About a month ago I read an article titled Please Don't Erase Birth Parents From the Adoption Narrative. After reading this article I used the phrase "gave up" in talking to my daughter about her son that she placed for adoption four years ago. He was four months old at the time and she felt this was the best thing for him. She has an open adoption with his parents. She's friends with the mother on Facebook, talks to him, gets picture updates, the whole nine-yards.

Here is my issue, first I am adopted, and second I believe giving birth to a child no more makes you a parent than turning eighteen makes you an adult. I understand that my views are not PC or popular. However, I am the type of person that is not swayed by popular opinion, and while this may sound harsh I won't placate someone to stroke their ego or make them feel better about a choice they clearly made.

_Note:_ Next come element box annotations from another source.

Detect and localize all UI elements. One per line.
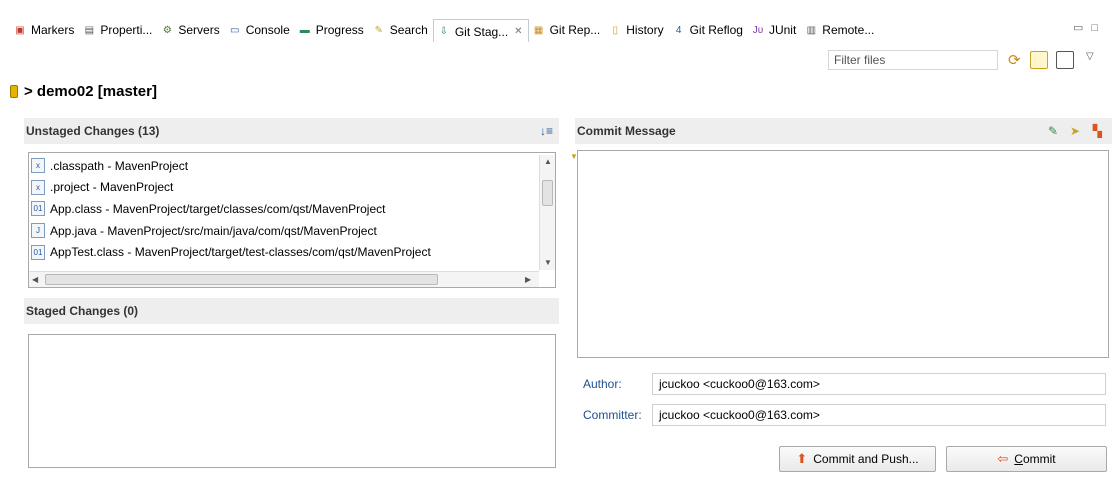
commit-message-title: Commit Message xyxy=(577,124,676,138)
list-item[interactable]: J App.java - MavenProject/src/main/java/c… xyxy=(31,220,539,242)
tab-search[interactable]: ✎ Search xyxy=(369,19,433,41)
search-icon: ✎ xyxy=(374,24,383,36)
committer-label: Committer: xyxy=(583,408,642,422)
history-icon: ▯ xyxy=(612,24,618,36)
tab-console[interactable]: ▭ Console xyxy=(225,19,295,41)
tab-servers[interactable]: ⚙ Servers xyxy=(157,19,224,41)
java-file-icon: J xyxy=(31,223,45,239)
view-menu-icon[interactable]: ▽ xyxy=(1086,51,1104,69)
file-label: AppTest.class - MavenProject/target/test… xyxy=(50,245,431,260)
tab-git-staging[interactable]: ⇩ Git Stag... ✕ xyxy=(432,19,529,42)
tab-label: Remote... xyxy=(822,23,875,37)
layout-toggle-icon[interactable] xyxy=(1056,51,1074,69)
list-item[interactable]: x .project - MavenProject xyxy=(31,177,539,199)
xml-file-icon: x xyxy=(31,179,45,195)
change-id-icon[interactable]: ▚ xyxy=(1093,118,1102,144)
commit-label: Commit xyxy=(1014,452,1056,466)
unstaged-file-rows: x .classpath - MavenProject x .project - Ma… xyxy=(31,155,539,263)
class-file-icon: 01 xyxy=(31,201,45,217)
repository-title: > demo02 [master] xyxy=(10,83,157,100)
list-item[interactable]: x .classpath - MavenProject xyxy=(31,155,539,177)
scroll-right-icon[interactable]: ▶ xyxy=(525,275,531,284)
repository-icon xyxy=(10,85,18,98)
git-repositories-icon: ▦ xyxy=(533,24,544,36)
tab-label: Search xyxy=(389,23,428,37)
remote-icon: ▥ xyxy=(806,24,817,36)
minimize-icon[interactable]: ▭ xyxy=(1073,22,1091,34)
tab-label: JUnit xyxy=(768,23,797,37)
tab-markers[interactable]: ▣ Markers xyxy=(10,19,79,41)
tab-label: Properti... xyxy=(100,23,153,37)
sort-list-icon[interactable]: ↓≡ xyxy=(540,118,553,144)
tab-label: Git Reflog xyxy=(689,23,743,37)
scroll-up-icon[interactable]: ▲ xyxy=(544,157,552,166)
list-item[interactable]: 01 AppTest.class - MavenProject/target/te… xyxy=(31,241,539,263)
class-file-icon: 01 xyxy=(31,244,45,260)
vertical-scroll-thumb[interactable] xyxy=(542,180,553,206)
unstaged-vertical-scrollbar[interactable]: ▲ ▼ xyxy=(539,155,555,270)
scroll-left-icon[interactable]: ◀ xyxy=(32,275,38,284)
maximize-icon[interactable]: □ xyxy=(1091,22,1106,34)
refresh-icon[interactable]: ⟳ xyxy=(1008,51,1026,69)
staged-changes-list[interactable] xyxy=(28,334,556,468)
repository-label: > demo02 [master] xyxy=(24,83,157,100)
tab-remote[interactable]: ▥ Remote... xyxy=(801,19,879,41)
commit-button[interactable]: ⇦ Commit xyxy=(946,446,1107,472)
tab-history[interactable]: ▯ History xyxy=(605,19,668,41)
git-reflog-icon: 4 xyxy=(675,24,682,36)
committer-field[interactable]: jcuckoo <cuckoo0@163.com> xyxy=(652,404,1106,426)
scroll-down-icon[interactable]: ▼ xyxy=(544,258,552,267)
sign-off-icon[interactable]: ✎ xyxy=(1048,118,1058,144)
presentation-mode-icon[interactable] xyxy=(1030,51,1048,69)
file-label: .classpath - MavenProject xyxy=(50,158,189,173)
servers-icon: ⚙ xyxy=(162,24,172,36)
tab-label: Markers xyxy=(31,23,75,37)
file-label: App.java - MavenProject/src/main/java/co… xyxy=(50,223,377,238)
tab-label: Console xyxy=(245,23,290,37)
window-controls: ▭□ xyxy=(1073,21,1106,34)
markers-icon: ▣ xyxy=(15,24,25,36)
tab-git-reflog[interactable]: 4 Git Reflog xyxy=(669,19,748,41)
close-tab-icon[interactable]: ✕ xyxy=(514,26,522,37)
commit-icon: ⇦ xyxy=(997,451,1009,466)
commit-message-editor[interactable] xyxy=(577,150,1109,358)
horizontal-scroll-thumb[interactable] xyxy=(45,274,438,285)
commit-and-push-button[interactable]: ⬆ Commit and Push... xyxy=(779,446,936,472)
tab-label: History xyxy=(626,23,664,37)
commit-and-push-icon: ⬆ xyxy=(796,451,808,466)
unstaged-horizontal-scrollbar[interactable]: ◀ ▶ xyxy=(29,271,539,287)
properties-icon: ▤ xyxy=(84,24,95,36)
staged-changes-title: Staged Changes (0) xyxy=(26,304,139,318)
filter-files-input[interactable]: Filter files xyxy=(828,50,998,70)
commit-and-push-label: Commit and Push... xyxy=(813,452,919,466)
progress-icon: ▬ xyxy=(299,24,310,36)
unstaged-changes-header: Unstaged Changes (13) ↓≡ xyxy=(24,118,559,144)
author-field[interactable]: jcuckoo <cuckoo0@163.com> xyxy=(652,373,1106,395)
staged-changes-header: Staged Changes (0) xyxy=(24,298,559,324)
git-staging-icon: ⇩ xyxy=(439,26,448,37)
list-item[interactable]: 01 App.class - MavenProject/target/classe… xyxy=(31,198,539,220)
tab-properties[interactable]: ▤ Properti... xyxy=(79,19,157,41)
unstaged-changes-title: Unstaged Changes (13) xyxy=(26,124,160,138)
console-icon: ▭ xyxy=(229,24,240,36)
xml-file-icon: x xyxy=(31,158,45,174)
commit-message-header: Commit Message ✎ ➤ ▚ xyxy=(575,118,1112,144)
view-tab-bar: ▣ Markers ▤ Properti... ⚙ Servers ▭ Console ▬ Pro… xyxy=(0,18,1112,42)
junit-icon: Jυ xyxy=(752,24,764,36)
tab-label: Servers xyxy=(178,23,220,37)
tab-label: Git Stag... xyxy=(454,24,509,39)
tab-junit[interactable]: Jυ JUnit xyxy=(748,19,801,41)
tab-git-repositories[interactable]: ▦ Git Rep... xyxy=(529,19,606,41)
tab-progress[interactable]: ▬ Progress xyxy=(295,19,369,41)
author-label: Author: xyxy=(583,377,622,391)
tab-label: Progress xyxy=(315,23,364,37)
amend-icon[interactable]: ➤ xyxy=(1070,118,1080,144)
file-label: .project - MavenProject xyxy=(50,180,174,195)
tab-label: Git Rep... xyxy=(549,23,601,37)
file-label: App.class - MavenProject/target/classes/… xyxy=(50,201,386,216)
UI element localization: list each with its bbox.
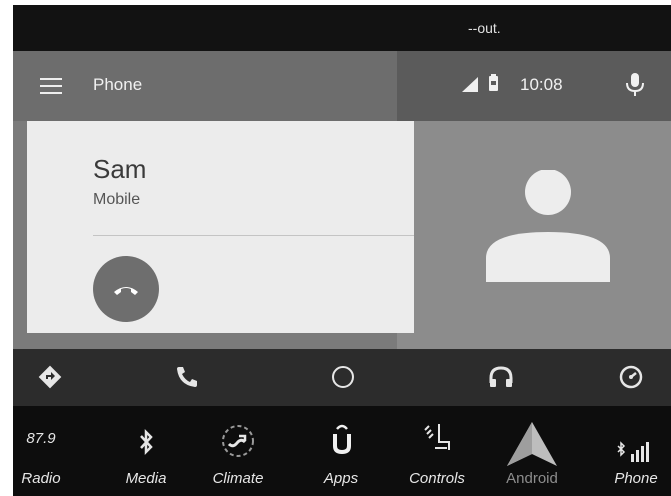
microphone-icon[interactable]	[625, 73, 645, 97]
hamburger-menu-icon[interactable]	[40, 78, 62, 94]
person-avatar-icon	[486, 169, 610, 282]
apps-icon	[333, 424, 351, 454]
contact-name: Sam	[93, 154, 147, 184]
call-card: Sam Mobile	[27, 121, 414, 333]
bottom-nav-bar	[13, 349, 671, 406]
dock-android[interactable]: Android	[497, 406, 567, 496]
phone-signal-icon	[617, 441, 649, 462]
contact-type: Mobile	[93, 191, 141, 208]
navigation-icon[interactable]	[36, 363, 64, 391]
dock-media[interactable]: Media	[113, 406, 179, 496]
seat-controls-icon	[424, 424, 450, 450]
dock-label-android: Android	[506, 470, 558, 487]
headphones-icon[interactable]	[487, 363, 515, 391]
phone-icon[interactable]	[173, 363, 201, 391]
dock-radio[interactable]: 87.9 Radio	[13, 406, 69, 496]
dock-label-media: Media	[125, 470, 167, 487]
status-text: --out.	[468, 20, 501, 36]
car-app-dock: 87.9 Radio Media Climate Apps Controls A…	[13, 406, 671, 496]
battery-icon	[489, 74, 498, 91]
phone-hangup-icon	[114, 287, 138, 295]
infotainment-screen: --out. Phone 10:08 Sam Mobile 87.9 Radio…	[13, 0, 671, 496]
climate-icon	[222, 425, 254, 457]
dock-phone[interactable]: Phone	[603, 406, 669, 496]
android-auto-icon	[507, 422, 557, 466]
system-status-bar: --out.	[13, 5, 671, 51]
divider	[93, 235, 414, 236]
app-bar: Phone	[13, 51, 397, 121]
home-circle-icon[interactable]	[329, 363, 357, 391]
dock-label-controls: Controls	[409, 470, 465, 487]
dock-label-radio: Radio	[21, 470, 61, 487]
dock-label-apps: Apps	[323, 470, 359, 487]
dock-apps[interactable]: Apps	[313, 406, 369, 496]
dock-climate[interactable]: Climate	[203, 406, 273, 496]
dock-label-phone: Phone	[614, 470, 658, 487]
dock-label-climate: Climate	[212, 470, 264, 487]
hangup-button[interactable]	[93, 256, 159, 322]
dock-controls[interactable]: Controls	[401, 406, 473, 496]
speedometer-icon[interactable]	[617, 363, 645, 391]
radio-frequency: 87.9	[26, 430, 56, 447]
signal-icon	[462, 77, 478, 92]
app-title: Phone	[93, 75, 143, 94]
status-area: 10:08	[397, 51, 671, 121]
clock: 10:08	[520, 75, 563, 94]
bluetooth-icon	[140, 428, 153, 456]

As an adopted child I always knew I was adopted, my adoption was private and I have my adoption papers with my birth-mother's name on them. I found her in 1992 when I was pregnant with my third child and within the last four years I have found more historical information regarding my Italian/Cajun French heritage.

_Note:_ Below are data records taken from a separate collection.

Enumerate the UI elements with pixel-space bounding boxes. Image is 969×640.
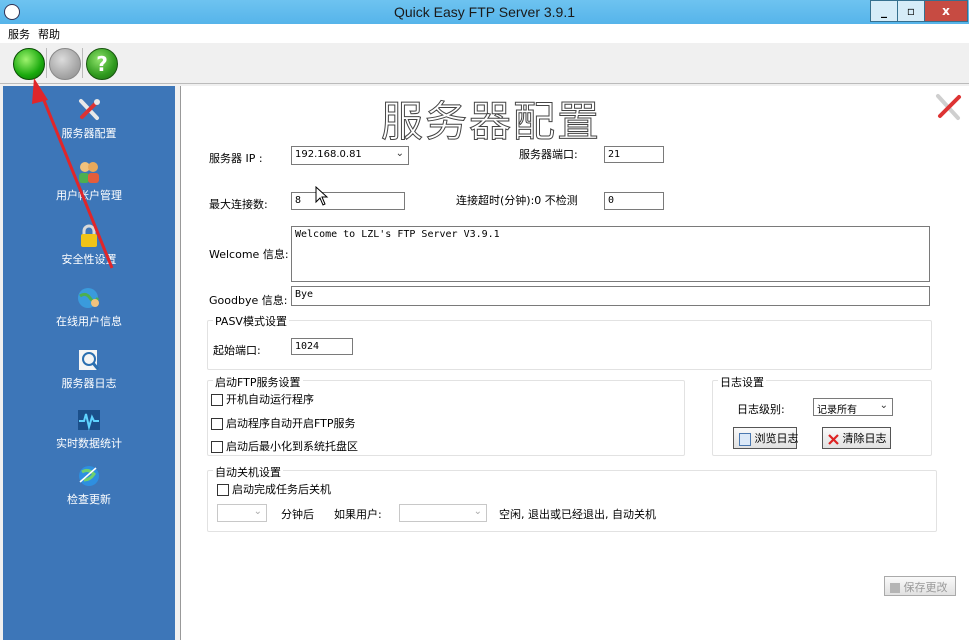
users-icon [79, 162, 99, 183]
sidebar: 服务器配置 用户帐户管理 安全性设置 在线用户信息 服务器日志 实时数据统计 检… [3, 86, 175, 640]
sidebar-item-label: 安全性设置 [61, 253, 117, 266]
log-level-select[interactable]: 记录所有 ⌄ [813, 398, 893, 416]
log-magnifier-icon [79, 350, 100, 370]
checkbox[interactable] [211, 394, 223, 406]
welcome-label: Welcome 信息: [209, 248, 289, 261]
shutdown-option[interactable]: 启动完成任务后关机 [217, 481, 331, 497]
checkbox[interactable] [217, 484, 229, 496]
if-user-label: 如果用户: [334, 508, 382, 521]
sidebar-item-label: 服务器日志 [61, 377, 117, 390]
chevron-down-icon: ⌄ [253, 506, 262, 517]
tools-icon [936, 94, 961, 120]
checkbox[interactable] [211, 441, 223, 453]
pulse-icon [78, 410, 100, 431]
shutdown-group [207, 470, 937, 532]
minutes-after-label: 分钟后 [281, 508, 314, 521]
sidebar-item-realtime-stats[interactable]: 实时数据统计 [3, 408, 175, 451]
server-port-field[interactable]: 21 [604, 146, 664, 163]
toolbar: ? [0, 43, 969, 84]
sidebar-item-security[interactable]: 安全性设置 [3, 224, 175, 267]
log-level-label: 日志级别: [737, 403, 785, 416]
shutdown-group-title: 自动关机设置 [213, 464, 283, 480]
server-ip-value: 192.168.0.81 [295, 149, 362, 160]
sidebar-item-label: 在线用户信息 [56, 315, 122, 328]
maximize-button[interactable]: ▫ [897, 0, 925, 22]
tools-icon [79, 99, 100, 120]
stop-server-button[interactable] [49, 48, 81, 80]
server-ip-label: 服务器 IP : [209, 152, 263, 165]
help-button[interactable]: ? [86, 48, 118, 80]
goodbye-field[interactable]: Bye [291, 286, 930, 306]
sidebar-item-server-config[interactable]: 服务器配置 [3, 98, 175, 141]
sidebar-item-label: 实时数据统计 [56, 437, 122, 450]
close-button[interactable]: x [924, 0, 968, 22]
menu-service[interactable]: 服务 [8, 26, 30, 42]
start-port-label: 起始端口: [213, 344, 261, 357]
mouse-cursor-icon [315, 186, 329, 206]
chevron-down-icon: ⌄ [879, 400, 888, 411]
save-changes-button[interactable]: 保存更改 [884, 576, 956, 596]
globe-user-icon [78, 288, 100, 308]
timeout-label: 连接超时(分钟):0 不检测 [456, 194, 578, 207]
sidebar-item-server-log[interactable]: 服务器日志 [3, 348, 175, 391]
sidebar-item-label: 服务器配置 [61, 127, 117, 140]
startup-option-autorun[interactable]: 开机自动运行程序 [211, 391, 314, 407]
update-globe-icon [79, 466, 99, 486]
save-icon [890, 583, 900, 593]
server-ip-select[interactable]: 192.168.0.81 ⌄ [291, 146, 409, 165]
server-port-label: 服务器端口: [519, 148, 578, 161]
delete-x-icon [828, 433, 839, 445]
start-server-button[interactable] [13, 48, 45, 80]
sidebar-item-label: 用户帐户管理 [56, 189, 122, 202]
sidebar-item-user-accounts[interactable]: 用户帐户管理 [3, 160, 175, 203]
max-connections-label: 最大连接数: [209, 198, 268, 211]
menu-bar: 服务 帮助 [0, 24, 969, 43]
shutdown-user-select[interactable]: ⌄ [399, 504, 487, 522]
minimize-button[interactable]: _ [870, 0, 898, 22]
startup-group-title: 启动FTP服务设置 [213, 374, 303, 390]
browse-log-button[interactable]: 浏览日志 [733, 427, 799, 449]
sidebar-item-check-update[interactable]: 检查更新 [3, 464, 175, 507]
chevron-down-icon: ⌄ [395, 148, 404, 159]
welcome-textarea[interactable]: Welcome to LZL's FTP Server V3.9.1 [291, 226, 930, 282]
shutdown-minutes-select[interactable]: ⌄ [217, 504, 267, 522]
lock-icon [81, 224, 97, 247]
document-icon [739, 432, 751, 446]
log-group-title: 日志设置 [718, 374, 766, 390]
menu-help[interactable]: 帮助 [38, 26, 60, 42]
startup-option-minimize-tray[interactable]: 启动后最小化到系统托盘区 [211, 438, 358, 454]
sidebar-item-label: 检查更新 [67, 493, 111, 506]
shutdown-condition-label: 空闲, 退出或已经退出, 自动关机 [499, 508, 656, 521]
clear-log-button[interactable]: 清除日志 [822, 427, 891, 449]
start-port-field[interactable]: 1024 [291, 338, 353, 355]
timeout-field[interactable]: 0 [604, 192, 664, 210]
goodbye-label: Goodbye 信息: [209, 294, 288, 307]
title-bar: Quick Easy FTP Server 3.9.1 _ ▫ x [0, 0, 969, 24]
sidebar-item-online-users[interactable]: 在线用户信息 [3, 286, 175, 329]
startup-option-autostart-ftp[interactable]: 启动程序自动开启FTP服务 [211, 415, 356, 431]
pasv-group-title: PASV模式设置 [213, 313, 289, 329]
checkbox[interactable] [211, 418, 223, 430]
chevron-down-icon: ⌄ [473, 506, 482, 517]
toolbar-divider [82, 48, 83, 78]
log-level-value: 记录所有 [817, 405, 857, 416]
window-title: Quick Easy FTP Server 3.9.1 [393, 4, 576, 20]
page-title: 服务器配置 [380, 97, 602, 147]
server-config-panel: 服务器配置 服务器 IP : 192.168.0.81 ⌄ 服务器端口: 21 最… [180, 86, 969, 640]
max-connections-field[interactable]: 8 [291, 192, 405, 210]
toolbar-divider [46, 48, 47, 78]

In the course of my fifty-one years I have met other adoptees and have heard their stories. Most who were adopted in the late 60's, early 70's have always known they were adopted. It was never a secret and their parents have a lot of gratitude and love for the woman who loved her child more than herself and gave her baby to a couple creating a family. 

My issue with this article is simple, what does the biological mother, who claimed she wanted to give her child a better life, something she believed for whatever reason she could not provide at the time or in the future, be known for?

As the woman who gave a self-less gift, assisting to create a family for a couple who couldn't on their own.

OR . . . . .

As the MOM?

There is only one answer . . .

Biologically a birth mother will always be a "mother." Biology can't be erased, but biology is just blood and DNA. Yes, the child may have the same eyes, smile, or hair color, but what makes the child a person is what the parents, who are raising him/her, pour into them, not whether they have any physical similarities.

I know this first hand. I was not raised in a big Italian family, taught to cook Italian food, or heard the stories about my grt. grandparents coming to America from Bologna, Italy. I was raised in a Navy family. We moved around. I went to two different high schools, one in California and the other in Florida. Went hunting with my cousins, and grandparents. Lived in suburban America. That's my history not looking like my birth mother, or biological siblings. If you looked at a picture (see below) of myself, my brother and my parents (my husband is in the cowboy hat)  you'd never guess that we are not biologically related. God's great at assisting in that area.

                                       

For me, it feels as though biological mothers want some badge for their chest, to be acknowledged for the self-less act they made in choosing to give a better life to the baby they physically gave birth to. When you give a gift that's what it is, a gift. No credit, or reward is expected. It can't be considered a self-less act if a pat on the back or constant acknowledgement is needed or required. My belief will always be that my birth mother gave my parents a self-less gift out of love for me, not herself.